A couple of months after JPoint, I spontaneously accumulated scattered material on the Stream API JIT compilation. I was curious that with speed there, I researched myself, read articles and pestering by mail Vladimir Ivanov from Oracle. At some point, the puzzle developed, and understanding came. Usually I fix this result by writing an article on Habré. Then I even sketched a draft, but somehow I didn’t like everything. It turned out too long and a little not in the Habr format, or what. I realized that an oral presentation would be better for this story, and I applied for Joker. It turned out pretty well, and I realized that I was interested in making reports.

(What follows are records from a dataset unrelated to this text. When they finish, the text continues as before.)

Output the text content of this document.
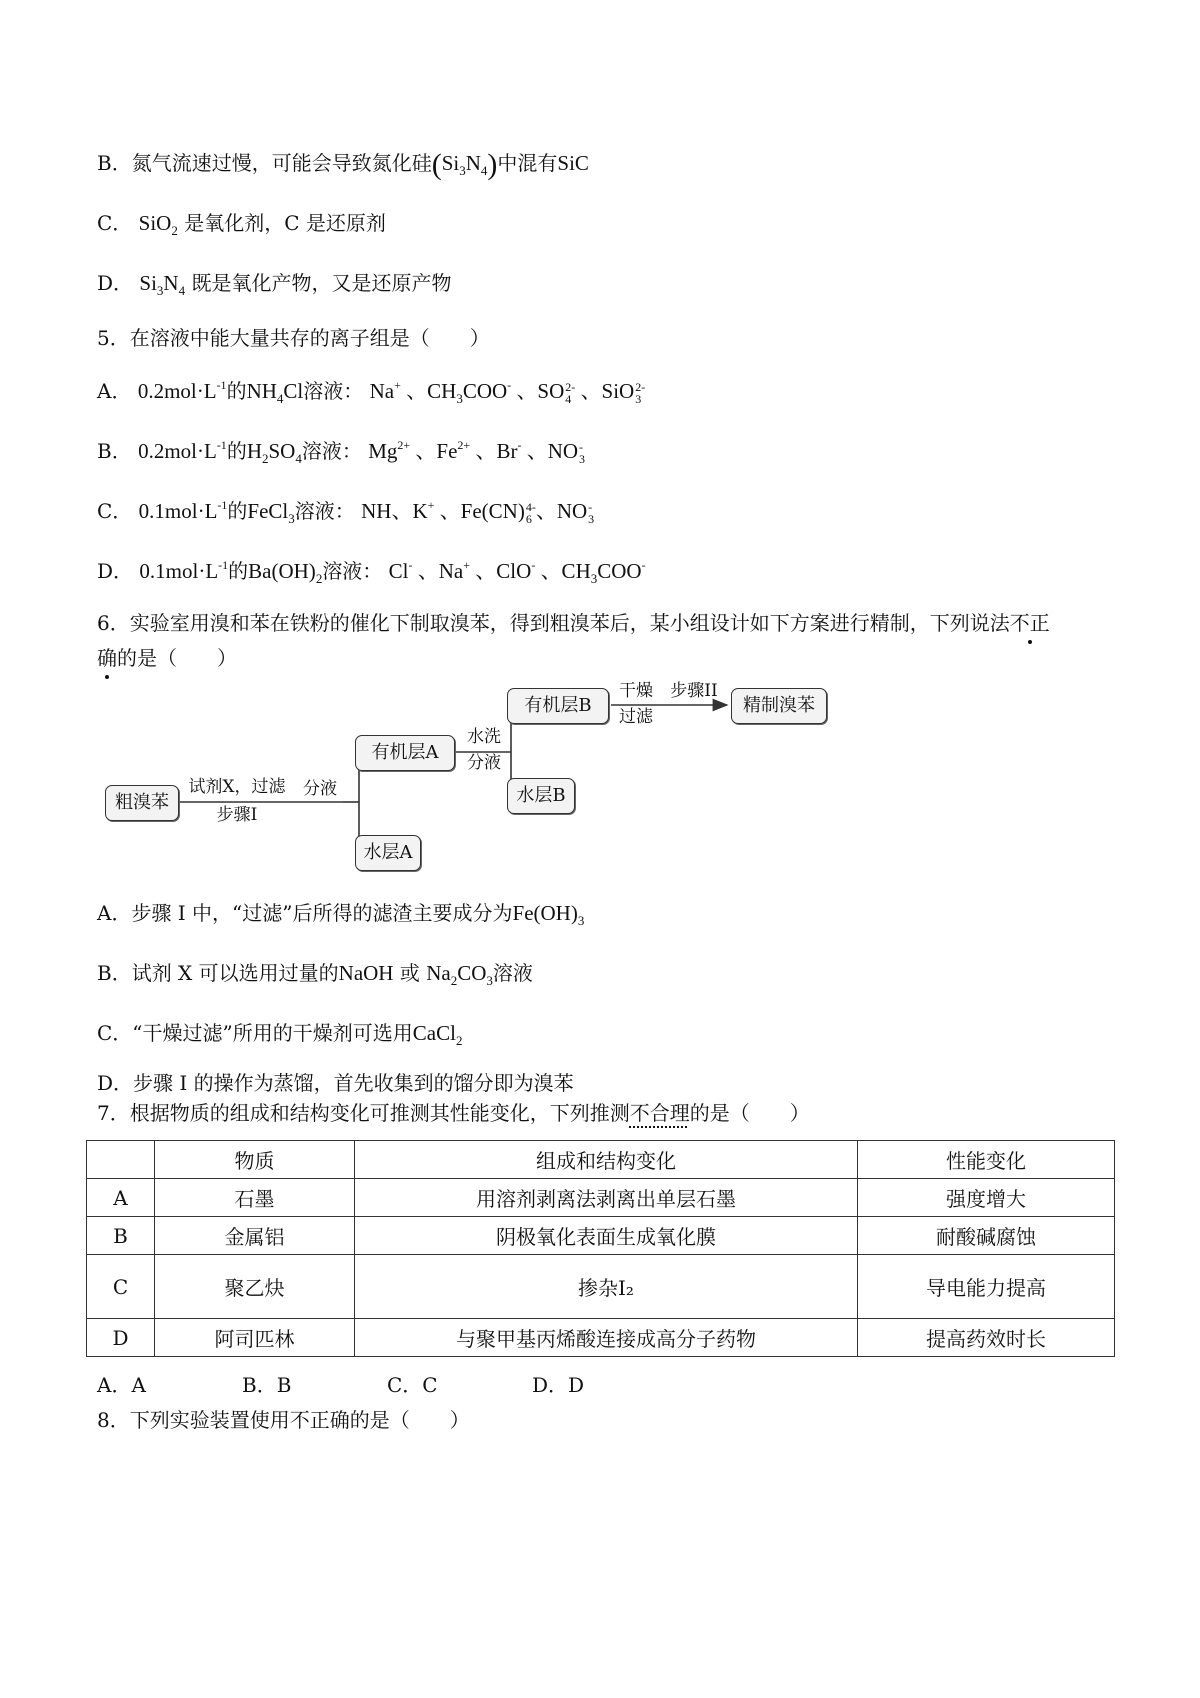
B．氮气流速过慢，可能会导致氮化硅$(Si_3N_4)$中混有SiC
C． SiO$_2$ 是氧化剂，C 是还原剂
D． $Si_3N_4$ 既是氧化产物，又是还原产物
5．在溶液中能大量共存的离子组是（　　）
A． $0.2mol\cdot L^{-1}$的$NH_4Cl$溶液： Na+ 、$CH_3COO^-$ 、SO 2-
4 、SiO 2-
3
B． $0.2mol\cdot L^{-1}$的$H_2SO_4$溶液： $Mg^{2+}$ 、$Fe^{2+}$ 、Br- 、NO -
3
C． $0.1mol\cdot L^{-1}$的FeCl$_3$溶液： NH、K+ 、Fe(CN) 4-
6 、NO -
3
D． $0.1mol\cdot L^{-1}$的$Ba(OH)_2$溶液： Cl- 、Na+ 、ClO- 、$CH_3COO^-$
6．实验室用溴和苯在铁粉的催化下制取溴苯，得到粗溴苯后，某小组设计如下方案进行精制，下列说法不正
确的是（　　）
粗溴苯
试剂X，过滤
步骤I
分液
有机层A
水层A
水洗
分液
有机层B
水层B
干燥
过滤
步骤II
精制溴苯
A．步骤 I 中，“过滤”后所得的滤渣主要成分为$Fe(OH)_3$
B．试剂 X 可以选用过量的NaOH 或 $Na_2CO_3$溶液
C．“干燥过滤”所用的干燥剂可选用CaCl$_2$
D．步骤 I 的操作为蒸馏，首先收集到的馏分即为溴苯
7．根据物质的组成和结构变化可推测其性能变化，下列推测不合理的是（　　）
	物质	组成和结构变化	性能变化
A	石墨	用溶剂剥离法剥离出单层石墨	强度增大
B	金属铝	阴极氧化表面生成氧化膜	耐酸碱腐蚀
C	聚乙炔	掺杂I₂	导电能力提高
D	阿司匹林	与聚甲基丙烯酸连接成高分子药物	提高药效时长
A．A	B．B	C．C	D．D
8．下列实验装置使用不正确的是（　　）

- What is the profit for the engineer from performances?
- I will not speak for all the engineers, but for me it is more a hobby than a way to get some kind of benefit. It’s even more important for me to attend the conference, to listen to other reports than to make my own. But when you are reporting yourself, you rise to a new step. It’s easier to talk on equal terms with other speakers - for what I’m participating. It is clear that performances contribute to fame and some kind of rating, at least in the eyes of HR departments. Job offers immediately begin to pour in from all sides.

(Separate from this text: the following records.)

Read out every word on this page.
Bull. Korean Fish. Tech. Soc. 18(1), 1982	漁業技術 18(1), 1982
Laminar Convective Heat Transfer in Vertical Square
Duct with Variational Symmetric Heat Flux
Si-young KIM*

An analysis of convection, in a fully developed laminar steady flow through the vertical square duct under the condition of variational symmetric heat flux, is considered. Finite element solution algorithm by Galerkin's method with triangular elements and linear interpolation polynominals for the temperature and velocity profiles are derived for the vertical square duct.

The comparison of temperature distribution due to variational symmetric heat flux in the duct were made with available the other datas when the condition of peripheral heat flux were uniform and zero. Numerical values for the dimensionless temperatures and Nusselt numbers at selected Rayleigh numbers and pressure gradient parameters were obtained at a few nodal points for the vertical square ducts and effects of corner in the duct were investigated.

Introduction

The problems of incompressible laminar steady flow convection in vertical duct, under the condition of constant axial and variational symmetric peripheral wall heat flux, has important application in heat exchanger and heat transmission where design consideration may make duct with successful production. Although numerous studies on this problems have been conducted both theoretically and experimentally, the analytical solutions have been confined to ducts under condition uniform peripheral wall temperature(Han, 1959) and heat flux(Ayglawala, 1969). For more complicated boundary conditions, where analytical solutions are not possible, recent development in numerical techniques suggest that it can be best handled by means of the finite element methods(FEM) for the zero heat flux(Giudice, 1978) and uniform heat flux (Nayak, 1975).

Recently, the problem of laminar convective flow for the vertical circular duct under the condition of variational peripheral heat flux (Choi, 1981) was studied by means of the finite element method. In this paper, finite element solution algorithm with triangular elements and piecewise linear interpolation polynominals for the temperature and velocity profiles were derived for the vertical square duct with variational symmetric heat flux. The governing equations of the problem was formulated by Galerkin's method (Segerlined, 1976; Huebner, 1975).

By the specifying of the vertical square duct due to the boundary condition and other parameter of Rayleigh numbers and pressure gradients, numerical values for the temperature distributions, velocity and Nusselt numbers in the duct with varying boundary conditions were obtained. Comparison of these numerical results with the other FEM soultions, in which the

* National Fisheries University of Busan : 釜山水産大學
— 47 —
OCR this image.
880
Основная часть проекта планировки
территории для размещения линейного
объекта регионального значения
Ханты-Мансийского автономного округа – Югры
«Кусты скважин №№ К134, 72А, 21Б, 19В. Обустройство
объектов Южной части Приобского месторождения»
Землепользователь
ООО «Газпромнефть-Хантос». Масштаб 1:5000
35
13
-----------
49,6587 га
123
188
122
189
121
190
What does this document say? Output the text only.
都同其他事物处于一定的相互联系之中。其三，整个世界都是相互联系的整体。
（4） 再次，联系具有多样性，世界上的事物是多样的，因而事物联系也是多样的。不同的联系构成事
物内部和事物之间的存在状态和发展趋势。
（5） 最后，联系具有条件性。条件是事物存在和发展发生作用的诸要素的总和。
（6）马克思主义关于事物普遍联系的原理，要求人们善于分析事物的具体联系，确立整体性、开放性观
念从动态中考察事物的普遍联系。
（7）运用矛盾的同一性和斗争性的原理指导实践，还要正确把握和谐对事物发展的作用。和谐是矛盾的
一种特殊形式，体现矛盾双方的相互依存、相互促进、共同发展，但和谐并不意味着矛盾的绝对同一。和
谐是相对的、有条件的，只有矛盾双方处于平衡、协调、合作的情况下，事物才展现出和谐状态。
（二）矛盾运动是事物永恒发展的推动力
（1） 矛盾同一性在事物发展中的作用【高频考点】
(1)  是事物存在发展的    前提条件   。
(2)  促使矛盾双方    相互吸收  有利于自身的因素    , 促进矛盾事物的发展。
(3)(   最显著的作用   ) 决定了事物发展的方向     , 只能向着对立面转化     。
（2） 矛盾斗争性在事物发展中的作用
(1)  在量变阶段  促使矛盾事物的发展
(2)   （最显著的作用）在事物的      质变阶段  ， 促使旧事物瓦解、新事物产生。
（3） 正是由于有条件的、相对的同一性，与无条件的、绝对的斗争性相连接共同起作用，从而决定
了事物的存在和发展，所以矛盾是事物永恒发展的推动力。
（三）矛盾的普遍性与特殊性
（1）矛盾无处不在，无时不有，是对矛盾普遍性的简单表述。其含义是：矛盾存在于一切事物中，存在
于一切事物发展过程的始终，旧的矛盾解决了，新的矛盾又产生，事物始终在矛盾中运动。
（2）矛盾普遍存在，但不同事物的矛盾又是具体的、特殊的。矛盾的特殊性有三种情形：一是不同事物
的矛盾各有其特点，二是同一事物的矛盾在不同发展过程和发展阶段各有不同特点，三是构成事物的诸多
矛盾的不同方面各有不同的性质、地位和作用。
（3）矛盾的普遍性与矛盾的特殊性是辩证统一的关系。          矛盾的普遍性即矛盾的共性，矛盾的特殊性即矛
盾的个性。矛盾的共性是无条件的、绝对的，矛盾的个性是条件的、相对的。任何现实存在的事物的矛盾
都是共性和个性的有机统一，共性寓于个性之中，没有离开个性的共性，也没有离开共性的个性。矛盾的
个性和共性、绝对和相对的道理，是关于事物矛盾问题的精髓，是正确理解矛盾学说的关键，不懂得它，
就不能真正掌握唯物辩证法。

- Where does the material for the reports come from?
- Until now, these have been their own projects. Basically, the material was typed while communicating on Stack Overflow and while working on the StreamEx library. But now the material on the Stream API is already running out, so at the next JPoint I ’ll tellalready about work on inspections at IntelliJ IDEA.

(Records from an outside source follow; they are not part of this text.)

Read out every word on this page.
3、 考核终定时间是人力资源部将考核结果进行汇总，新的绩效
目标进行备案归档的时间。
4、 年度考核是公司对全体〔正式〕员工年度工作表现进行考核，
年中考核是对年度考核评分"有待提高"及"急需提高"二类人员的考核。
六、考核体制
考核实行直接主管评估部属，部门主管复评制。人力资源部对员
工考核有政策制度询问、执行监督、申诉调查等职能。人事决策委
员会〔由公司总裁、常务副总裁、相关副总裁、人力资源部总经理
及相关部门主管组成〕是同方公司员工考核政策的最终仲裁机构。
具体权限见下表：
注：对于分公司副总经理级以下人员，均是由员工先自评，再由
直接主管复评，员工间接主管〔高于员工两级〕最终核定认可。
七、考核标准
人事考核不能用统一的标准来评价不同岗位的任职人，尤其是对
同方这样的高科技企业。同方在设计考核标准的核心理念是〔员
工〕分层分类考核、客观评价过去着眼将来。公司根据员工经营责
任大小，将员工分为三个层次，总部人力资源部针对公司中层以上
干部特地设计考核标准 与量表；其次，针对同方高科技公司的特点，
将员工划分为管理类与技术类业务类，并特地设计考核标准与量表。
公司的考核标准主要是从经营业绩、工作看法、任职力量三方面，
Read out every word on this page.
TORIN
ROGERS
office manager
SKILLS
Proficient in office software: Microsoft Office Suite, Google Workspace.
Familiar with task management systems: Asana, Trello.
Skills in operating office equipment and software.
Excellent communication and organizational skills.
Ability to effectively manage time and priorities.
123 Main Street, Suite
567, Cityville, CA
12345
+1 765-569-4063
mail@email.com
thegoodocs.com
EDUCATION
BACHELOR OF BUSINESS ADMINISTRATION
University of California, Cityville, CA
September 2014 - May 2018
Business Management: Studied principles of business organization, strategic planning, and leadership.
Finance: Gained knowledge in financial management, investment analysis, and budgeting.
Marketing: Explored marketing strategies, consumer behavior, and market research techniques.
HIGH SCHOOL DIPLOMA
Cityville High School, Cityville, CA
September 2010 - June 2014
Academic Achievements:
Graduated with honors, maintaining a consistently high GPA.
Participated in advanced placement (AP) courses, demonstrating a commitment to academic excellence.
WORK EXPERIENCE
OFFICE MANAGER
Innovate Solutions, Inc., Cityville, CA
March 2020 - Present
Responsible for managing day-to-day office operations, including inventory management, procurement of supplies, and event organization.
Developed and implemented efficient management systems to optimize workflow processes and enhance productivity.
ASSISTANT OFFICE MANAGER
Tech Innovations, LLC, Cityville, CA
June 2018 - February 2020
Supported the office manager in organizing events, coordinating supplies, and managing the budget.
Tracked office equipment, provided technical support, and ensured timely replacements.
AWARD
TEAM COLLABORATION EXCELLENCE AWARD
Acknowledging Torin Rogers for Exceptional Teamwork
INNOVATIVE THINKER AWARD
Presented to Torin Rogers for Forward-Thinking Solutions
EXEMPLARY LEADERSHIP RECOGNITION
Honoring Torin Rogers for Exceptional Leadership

- What is the difference between attending a conference as a participant and as a speaker?
- Actually, at each conference I am more a participant than a speaker. I am the speaker only at my talk, and the rest of the time I walk around strangers and listen to them on an equal footing with the participants. The difference is not very big, except for the need to tell your report. Well, there is an after party and you can have a cup of tea in the speaker room, it’s calmer there than in the common room. There is no need to stand in line in the wardrobe. On the other hand, different people constantly come up and ask something, make them take pictures against the background of a press wall or give some kind of interview.
- What reaction did your performances evoke? Were there any unexpected consequences or, for example, a sharply negative feedback?
- After the conferences, the number of stars at the StreamEx library on GitHub increased , new users came. I met with the debriefing podcast team, now I'm sitting in their chat . There was almost no negative feedback. Among the reviews of the reports came across critical, but where without them?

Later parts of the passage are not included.